The People's Bank of China (PBOC) has taken the action - which is the first cut since the financial crisis was at its zenith in 2008 - to shore up slackening economic expansion.
This flies in the face of the general consensus view of economists, who believed the central bank could refrain from a reduction in interest rated in 2012 and would slash the required reserve ratio of the nation's banking sector.
As a result of PBOC's decision, the benchmark one-year loan rate was cut by 25 per cent to 6.3 per cent, while deposit rates are down to 3.2 per cent from 3.5 per cent.
In addition, China - which is the world's second-largest economy - has delayed the implementation of tougher bank capital regulation amid fears such rules may have hurt lending.
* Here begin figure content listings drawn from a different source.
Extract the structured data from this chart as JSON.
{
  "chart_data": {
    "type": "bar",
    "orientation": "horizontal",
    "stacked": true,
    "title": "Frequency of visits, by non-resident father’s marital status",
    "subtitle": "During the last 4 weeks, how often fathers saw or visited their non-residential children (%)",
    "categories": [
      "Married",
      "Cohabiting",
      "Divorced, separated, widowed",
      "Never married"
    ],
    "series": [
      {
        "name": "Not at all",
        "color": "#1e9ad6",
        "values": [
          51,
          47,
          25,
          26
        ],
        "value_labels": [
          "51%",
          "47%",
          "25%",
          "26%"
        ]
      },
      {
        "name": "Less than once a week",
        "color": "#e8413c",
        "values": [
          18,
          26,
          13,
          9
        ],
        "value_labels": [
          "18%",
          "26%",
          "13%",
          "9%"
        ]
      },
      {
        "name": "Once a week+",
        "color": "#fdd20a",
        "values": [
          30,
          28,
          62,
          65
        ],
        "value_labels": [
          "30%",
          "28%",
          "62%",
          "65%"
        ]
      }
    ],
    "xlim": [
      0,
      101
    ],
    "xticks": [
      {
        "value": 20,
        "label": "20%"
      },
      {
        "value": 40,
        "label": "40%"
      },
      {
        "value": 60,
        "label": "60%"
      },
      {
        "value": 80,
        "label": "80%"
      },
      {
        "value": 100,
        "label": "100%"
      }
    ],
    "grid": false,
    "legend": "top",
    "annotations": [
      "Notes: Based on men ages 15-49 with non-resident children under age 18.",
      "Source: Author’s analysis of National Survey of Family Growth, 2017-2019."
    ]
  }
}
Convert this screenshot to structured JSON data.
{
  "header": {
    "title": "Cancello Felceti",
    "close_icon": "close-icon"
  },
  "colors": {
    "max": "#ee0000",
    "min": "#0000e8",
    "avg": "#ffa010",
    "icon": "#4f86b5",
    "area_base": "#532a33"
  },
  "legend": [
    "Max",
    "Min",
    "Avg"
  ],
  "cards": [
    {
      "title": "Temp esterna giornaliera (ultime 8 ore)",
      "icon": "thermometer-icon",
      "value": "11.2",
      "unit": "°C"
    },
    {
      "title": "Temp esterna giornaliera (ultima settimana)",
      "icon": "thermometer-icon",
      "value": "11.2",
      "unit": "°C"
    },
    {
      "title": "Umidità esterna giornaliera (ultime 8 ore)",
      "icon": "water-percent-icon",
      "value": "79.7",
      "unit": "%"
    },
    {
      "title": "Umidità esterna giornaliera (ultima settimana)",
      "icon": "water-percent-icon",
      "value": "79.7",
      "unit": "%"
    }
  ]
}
These guidelines have now been delayed until January 2013 and will increase the minimum cushion of capital a bank must keep in order to soak up losses on their loans.
China had originally proposed to introduce these rules at the start of this year and the postponement has ignited fears the move may curb lending at a time when decision-makers in Beijing have been trying to give growth a kick start amid slowdown in the country's economy.
This is the latest move in a series of attempts by the country to stimulate expansion.
The Chinese economy grew at an annual rate of 8.1 per cent in the first quarter of 2012, which is the slowest pace in nearly three years - but still faster compared with most countries.
At close today, the Hang Seng was up 0.8 per cent to an index value of 18678.2 points.